We aren’t saying it’s done and dusted, but late last week the ADHA announced that they had successfully achieved electronic script transfer No 1. So maybe 8 months is going to become something like 8-10 weeks in the face of need? That’s an impressive job.

We won’t make mention of what happened to the My Health Record (MHR) during COVID-19 though, as that’s possibly a little less impressive. It does feel like it went seriously MIA during our biggest health crisis in a generation and  if so we might do well to to think about what that means for the utility of this whole idea moving forward.

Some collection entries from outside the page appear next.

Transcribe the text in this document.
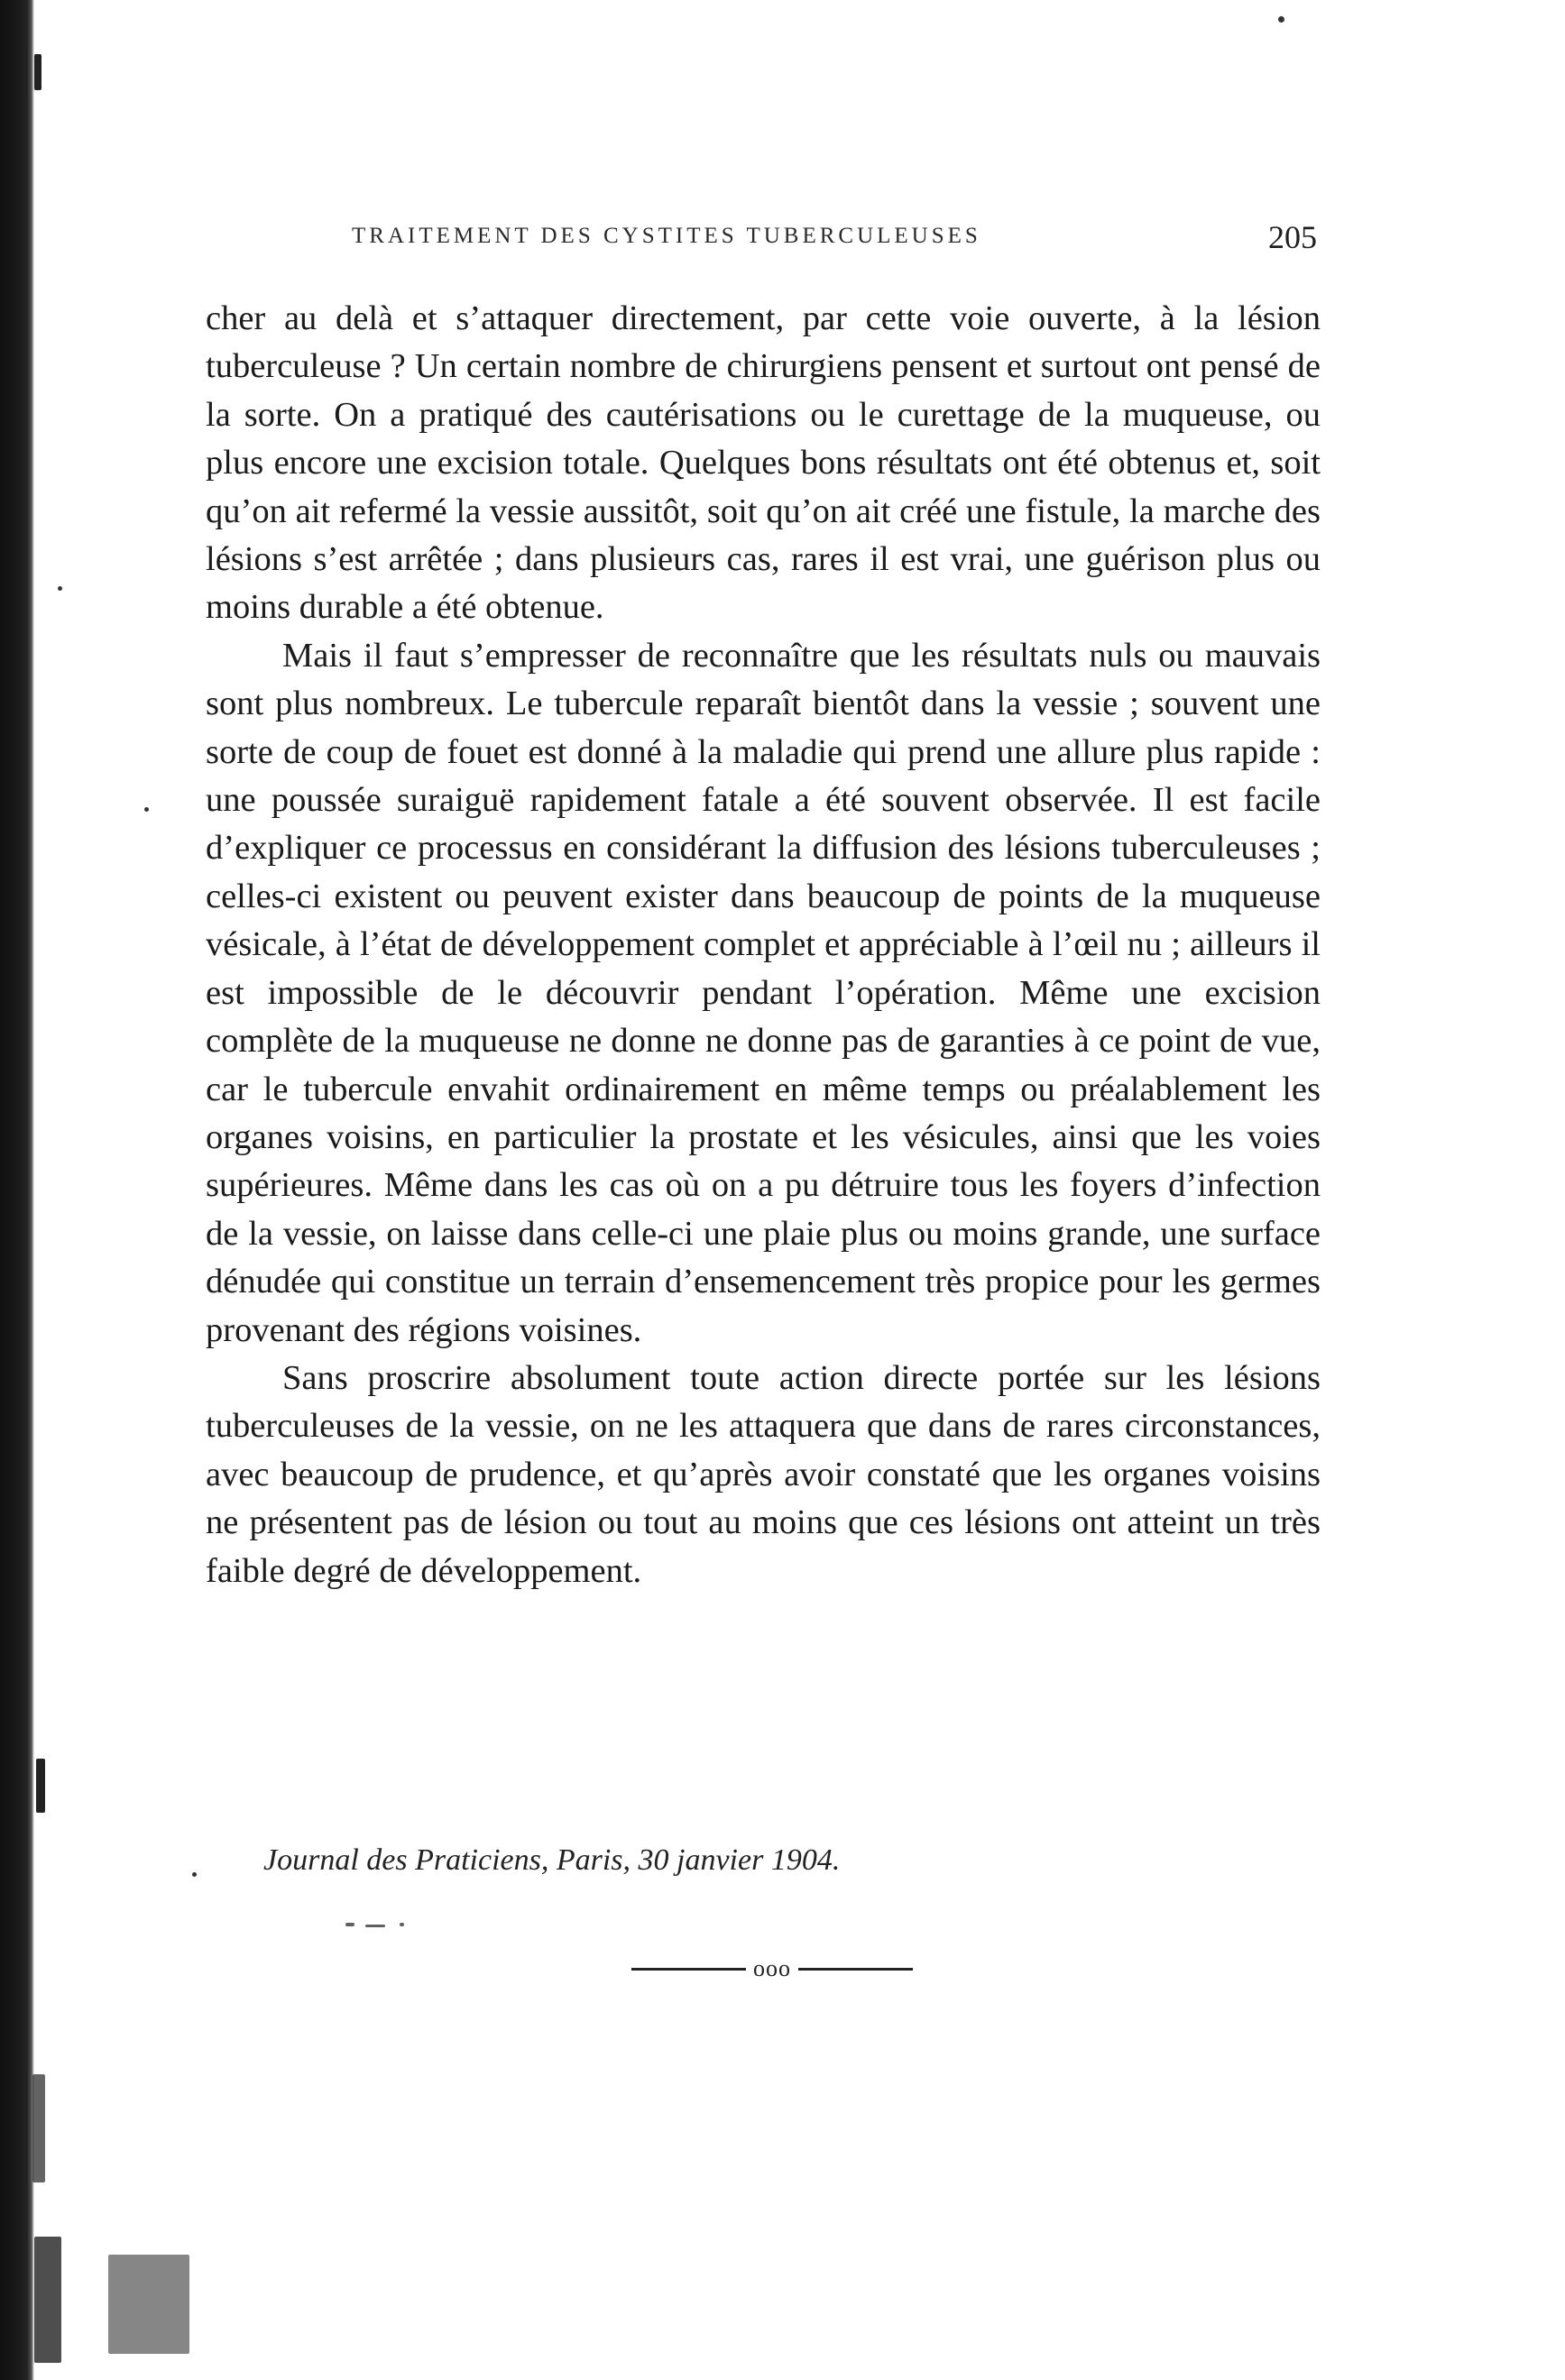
TRAITEMENT DES CYSTITES TUBERCULEUSES	205

cher au delà et s’attaquer directement, par cette voie ouverte, à la lésion tuberculeuse ? Un certain nombre de chirurgiens pensent et surtout ont pensé de la sorte. On a pratiqué des cautérisations ou le curettage de la muqueuse, ou plus encore une excision totale. Quelques bons résultats ont été obtenus et, soit qu’on ait refermé la vessie aussitôt, soit qu’on ait créé une fistule, la marche des lésions s’est arrêtée ; dans plusieurs cas, rares il est vrai, une guérison plus ou moins durable a été obtenue.

Mais il faut s’empresser de reconnaître que les résultats nuls ou mauvais sont plus nombreux. Le tubercule reparaît bientôt dans la vessie ; souvent une sorte de coup de fouet est donné à la maladie qui prend une allure plus rapide : une poussée suraiguë rapidement fatale a été souvent observée. Il est facile d’expliquer ce processus en considérant la diffusion des lésions tuberculeuses ; celles-ci existent ou peuvent exister dans beaucoup de points de la muqueuse vésicale, à l’état de développement complet et appréciable à l’œil nu ; ailleurs il est impossible de le découvrir pendant l’opération. Même une excision complète de la muqueuse ne donne ne donne pas de garanties à ce point de vue, car le tubercule envahit ordinairement en même temps ou préalablement les organes voisins, en particulier la prostate et les vésicules, ainsi que les voies supérieures. Même dans les cas où on a pu détruire tous les foyers d’infection de la vessie, on laisse dans celle-ci une plaie plus ou moins grande, une surface dénudée qui constitue un terrain d’ensemencement très propice pour les germes provenant des régions voisines.

Sans proscrire absolument toute action directe portée sur les lésions tuberculeuses de la vessie, on ne les attaquera que dans de rares circonstances, avec beaucoup de prudence, et qu’après avoir constaté que les organes voisins ne présentent pas de lésion ou tout au moins que ces lésions ont atteint un très faible degré de développement.

Journal des Praticiens, Paris, 30 janvier 1904.
ooo
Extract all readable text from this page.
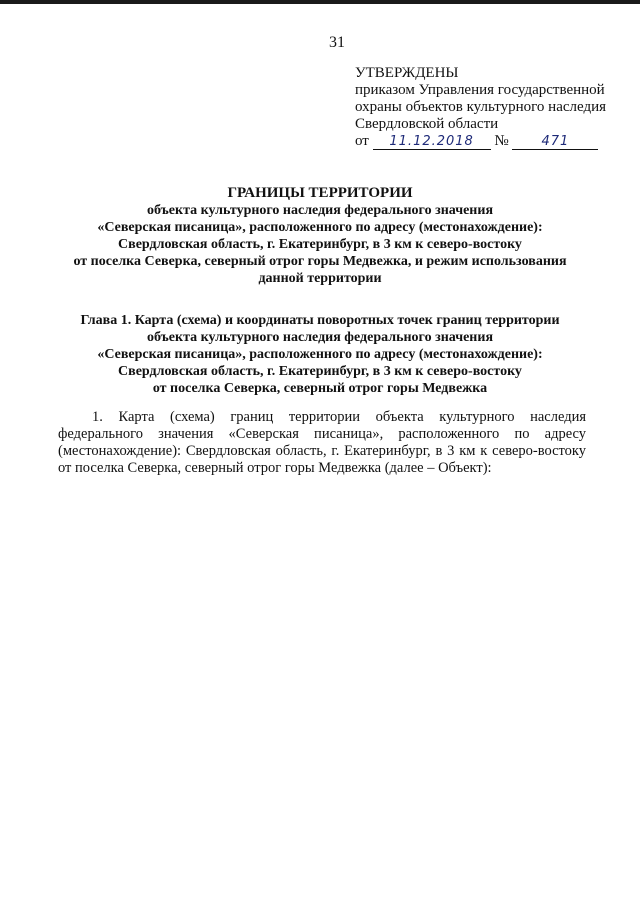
31
УТВЕРЖДЕНЫ
приказом Управления государственной
охраны объектов культурного наследия
Свердловской области
от 11.12.2018 №	471
ГРАНИЦЫ ТЕРРИТОРИИ
объекта культурного наследия федерального значения
«Северская писаница», расположенного по адресу (местонахождение):
Свердловская область, г. Екатеринбург, в 3 км к северо-востоку
от поселка Северка, северный отрог горы Медвежка, и режим использования
данной территории
Глава 1. Карта (схема) и координаты поворотных точек границ территории
объекта культурного наследия федерального значения
«Северская писаница», расположенного по адресу (местонахождение):
Свердловская область, г. Екатеринбург, в 3 км к северо-востоку
от поселка Северка, северный отрог горы Медвежка
1. Карта (схема) границ территории объекта культурного наследия федерального значения «Северская писаница», расположенного по адресу (местонахождение): Свердловская область, г. Екатеринбург, в 3 км к северо-востоку от поселка Северка, северный отрог горы Медвежка (далее – Объект):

All of this amazing activity on the part of the government proffers something even more disturbing than the realisation that there was so much latent potential lying near dormant for years.

Will the government decision makers involved in all this change shapeshift back to their prior form once COVID-19 moves on?

Is anyone putting any research or thought into how they changed shape, and how we might be able to turn the shape shifting on outside of a crisis, moving forward?

I hope so. It’s been a pretty amazing show so far. I’d hate it to end.